Healthy fats can come in many different forms in your smoothies. You can add coconut oil (rich in MCTs), flax oil (omegas 3, 6, and 9), ghee (also rich in MCTs and buttery goodness), chia seeds or flax seeds (omega-3 and fiber) and even peanut butter. I love peanut butter with chocolate smoothies. I will use our Double Bonded Chocolate with peanut butter, cacao powder, Capra Mineral Whey, chia seeds and flax seeds. The chia and flax seeds sometimes detract from the peanut and chocolate goodness, but I like the benefits they add. One of my favorite fats to add is our dried Goat Milk Cream flakes! 1-2 Tbs in a smoothie makes it rich and creamy.
– Fat Facts –
Don’t neglect the fat thinking you don’t need it. Fat is a macronutrient for a reason. The body uses it in many different ways. Did you know each one of your cells in your body has a cell membrane made up of fat? It is called the phospholipid bi-layer. Did you know your hormones, like cortisol, estrogen and testosterone are made up of cholesterol? One of the problems with going low fat, no fat, is that the bile in the gallbladder that digests fat doesn’t get used and starts to get thick and viscous and can lead to issues.
4.) Get Your Fiber In –
Fiber is another ingredient that can help to slow the absorption of sugars, keep us full longer, and help support healthy blood sugar, as well as bowel health. In smoothies you can use various fruits (strawberries, blueberries, bananas, mangos, pineapples, etc.) or ingredients like flax seed or chia seeds.

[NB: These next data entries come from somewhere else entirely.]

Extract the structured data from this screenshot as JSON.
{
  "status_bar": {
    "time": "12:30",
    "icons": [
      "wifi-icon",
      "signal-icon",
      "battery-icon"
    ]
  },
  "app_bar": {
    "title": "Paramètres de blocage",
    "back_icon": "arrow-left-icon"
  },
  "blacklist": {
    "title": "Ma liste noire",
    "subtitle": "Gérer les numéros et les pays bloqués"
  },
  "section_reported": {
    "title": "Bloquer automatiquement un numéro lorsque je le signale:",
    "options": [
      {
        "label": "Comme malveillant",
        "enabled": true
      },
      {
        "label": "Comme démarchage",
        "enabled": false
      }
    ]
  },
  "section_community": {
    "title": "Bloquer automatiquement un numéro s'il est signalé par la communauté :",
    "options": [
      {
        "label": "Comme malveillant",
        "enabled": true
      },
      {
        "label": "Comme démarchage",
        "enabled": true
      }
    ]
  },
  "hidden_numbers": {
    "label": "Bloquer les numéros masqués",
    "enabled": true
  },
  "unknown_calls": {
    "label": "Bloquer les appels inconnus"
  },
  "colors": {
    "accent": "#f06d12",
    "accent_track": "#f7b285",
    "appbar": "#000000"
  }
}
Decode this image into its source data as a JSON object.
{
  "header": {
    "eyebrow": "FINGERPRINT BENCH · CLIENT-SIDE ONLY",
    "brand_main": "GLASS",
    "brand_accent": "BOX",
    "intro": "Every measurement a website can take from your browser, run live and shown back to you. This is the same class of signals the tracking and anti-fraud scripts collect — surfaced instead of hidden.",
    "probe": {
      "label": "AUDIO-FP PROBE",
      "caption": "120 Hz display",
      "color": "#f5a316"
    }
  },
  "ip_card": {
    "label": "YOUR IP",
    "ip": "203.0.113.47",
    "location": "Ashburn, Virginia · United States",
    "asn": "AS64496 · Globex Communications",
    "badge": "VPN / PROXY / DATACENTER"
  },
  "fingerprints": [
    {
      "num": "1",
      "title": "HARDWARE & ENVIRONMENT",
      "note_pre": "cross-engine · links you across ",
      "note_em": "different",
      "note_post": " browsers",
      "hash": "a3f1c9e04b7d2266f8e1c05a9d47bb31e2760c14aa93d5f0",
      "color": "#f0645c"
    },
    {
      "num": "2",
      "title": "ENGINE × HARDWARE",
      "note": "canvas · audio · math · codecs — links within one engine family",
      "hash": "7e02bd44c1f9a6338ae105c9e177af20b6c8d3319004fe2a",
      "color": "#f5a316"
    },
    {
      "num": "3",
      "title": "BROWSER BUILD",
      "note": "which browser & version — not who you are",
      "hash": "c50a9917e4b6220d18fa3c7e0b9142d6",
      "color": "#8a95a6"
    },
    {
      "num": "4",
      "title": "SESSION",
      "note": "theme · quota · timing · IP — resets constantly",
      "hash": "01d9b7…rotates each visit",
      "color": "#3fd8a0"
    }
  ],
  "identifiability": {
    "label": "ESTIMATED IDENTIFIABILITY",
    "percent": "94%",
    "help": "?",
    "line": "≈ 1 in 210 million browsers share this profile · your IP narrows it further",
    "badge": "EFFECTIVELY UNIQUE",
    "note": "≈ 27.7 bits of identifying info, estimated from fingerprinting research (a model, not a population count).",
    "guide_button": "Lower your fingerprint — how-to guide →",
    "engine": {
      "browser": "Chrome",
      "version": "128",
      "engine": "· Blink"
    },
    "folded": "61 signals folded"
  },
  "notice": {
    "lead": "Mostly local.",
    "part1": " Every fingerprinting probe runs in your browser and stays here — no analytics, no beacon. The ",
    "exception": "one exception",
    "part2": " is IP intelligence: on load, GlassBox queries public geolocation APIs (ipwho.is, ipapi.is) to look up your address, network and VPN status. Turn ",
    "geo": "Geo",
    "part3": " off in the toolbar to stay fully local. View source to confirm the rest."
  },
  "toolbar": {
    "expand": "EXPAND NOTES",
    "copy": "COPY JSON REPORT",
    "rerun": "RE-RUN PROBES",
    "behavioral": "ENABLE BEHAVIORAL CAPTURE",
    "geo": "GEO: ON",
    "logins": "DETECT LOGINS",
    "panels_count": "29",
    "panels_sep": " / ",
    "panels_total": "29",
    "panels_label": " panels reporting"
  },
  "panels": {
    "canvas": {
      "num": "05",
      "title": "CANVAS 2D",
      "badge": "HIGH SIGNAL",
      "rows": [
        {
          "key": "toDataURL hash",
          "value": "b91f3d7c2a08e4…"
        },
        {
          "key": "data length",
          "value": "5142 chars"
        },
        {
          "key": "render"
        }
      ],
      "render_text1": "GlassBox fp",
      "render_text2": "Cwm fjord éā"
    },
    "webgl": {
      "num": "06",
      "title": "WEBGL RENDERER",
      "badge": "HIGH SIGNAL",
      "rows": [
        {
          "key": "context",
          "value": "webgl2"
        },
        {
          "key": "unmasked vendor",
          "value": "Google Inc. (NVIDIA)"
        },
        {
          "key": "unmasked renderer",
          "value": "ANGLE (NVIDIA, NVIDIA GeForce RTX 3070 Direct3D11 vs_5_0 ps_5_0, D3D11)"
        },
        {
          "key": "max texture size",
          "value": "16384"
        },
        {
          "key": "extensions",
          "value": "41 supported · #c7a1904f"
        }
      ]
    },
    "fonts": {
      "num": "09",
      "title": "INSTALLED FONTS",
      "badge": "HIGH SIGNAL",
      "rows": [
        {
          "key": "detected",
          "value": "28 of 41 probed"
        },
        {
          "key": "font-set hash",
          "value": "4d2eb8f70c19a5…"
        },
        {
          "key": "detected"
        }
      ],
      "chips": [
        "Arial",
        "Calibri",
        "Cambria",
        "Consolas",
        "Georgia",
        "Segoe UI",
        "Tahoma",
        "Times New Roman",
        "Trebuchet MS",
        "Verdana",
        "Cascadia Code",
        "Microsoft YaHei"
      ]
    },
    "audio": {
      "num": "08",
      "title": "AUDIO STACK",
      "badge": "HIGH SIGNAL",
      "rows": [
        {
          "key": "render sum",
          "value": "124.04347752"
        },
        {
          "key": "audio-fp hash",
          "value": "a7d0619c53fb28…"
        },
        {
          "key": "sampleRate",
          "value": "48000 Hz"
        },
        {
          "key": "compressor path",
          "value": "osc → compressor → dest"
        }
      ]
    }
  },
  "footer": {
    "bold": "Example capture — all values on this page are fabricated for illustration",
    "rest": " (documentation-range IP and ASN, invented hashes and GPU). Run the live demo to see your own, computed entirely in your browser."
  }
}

Don’t forget those veggies too! Greens are a popular veggie addition to smoothies: kale, chard, spinach. Cucumbers and celery are great edition as well. Note on the greens: raw greens, like those mentioned above, are high in oxalic acid. Cooking reduces the oxalic acid, but eating a bunch of raw greens long term is not a good idea. High amounts of oxalic acid can be irritating to the kidneys over time. Mix up your greens and don’t eat raw greens every day.
5.) Nutritional Extras –
I am sure there are many things that can go in this category that I don’t regularly use, but can be used in a smoothie. Some people use wheatgrass shots (detoxifying and nutrient-rich), spirulina (rich in minerals and protein, a rich green with lots of chlorophyll), bee pollen (b-vitamins), chlorella, and more. Capra Mineral Whey is a great addition for extra minerals and our Goat Milk Colostrum is great for an immune system boost. We also have a delicious Blueberries & Cream powder that makes for a rich burst of antioxidants and berry goodness. For those with kids, the Head Start multivitamin we sell is a popular addition to smoothies and a great way to get in extra nutrition.
Even cacao powder can add nutritional benefit beyond just the chocolate flavor. Cacao is rich in magnesium. I used to make milk kefir smoothies with vanilla extract, frozen strawberries, and cacao nibs. It was delicious!
Amla powder, acerola cherry, camu camu and goji berries are all high in vitamin C and can make a great smoothie boost as well.
The list could really go on for a while. These, however, are the main ones used.
I hope that helps give you some ideas to boost your smoothies with nutrition and helps you think of possible flavor combinations. Smoothies are great because they can be made quickly, easily adapted, and can be done with a recipe or without. They also can be adapted to personal taste.
Nutrition is about balance, and balancing your macronutrients is key to thriving. Cheers to good health!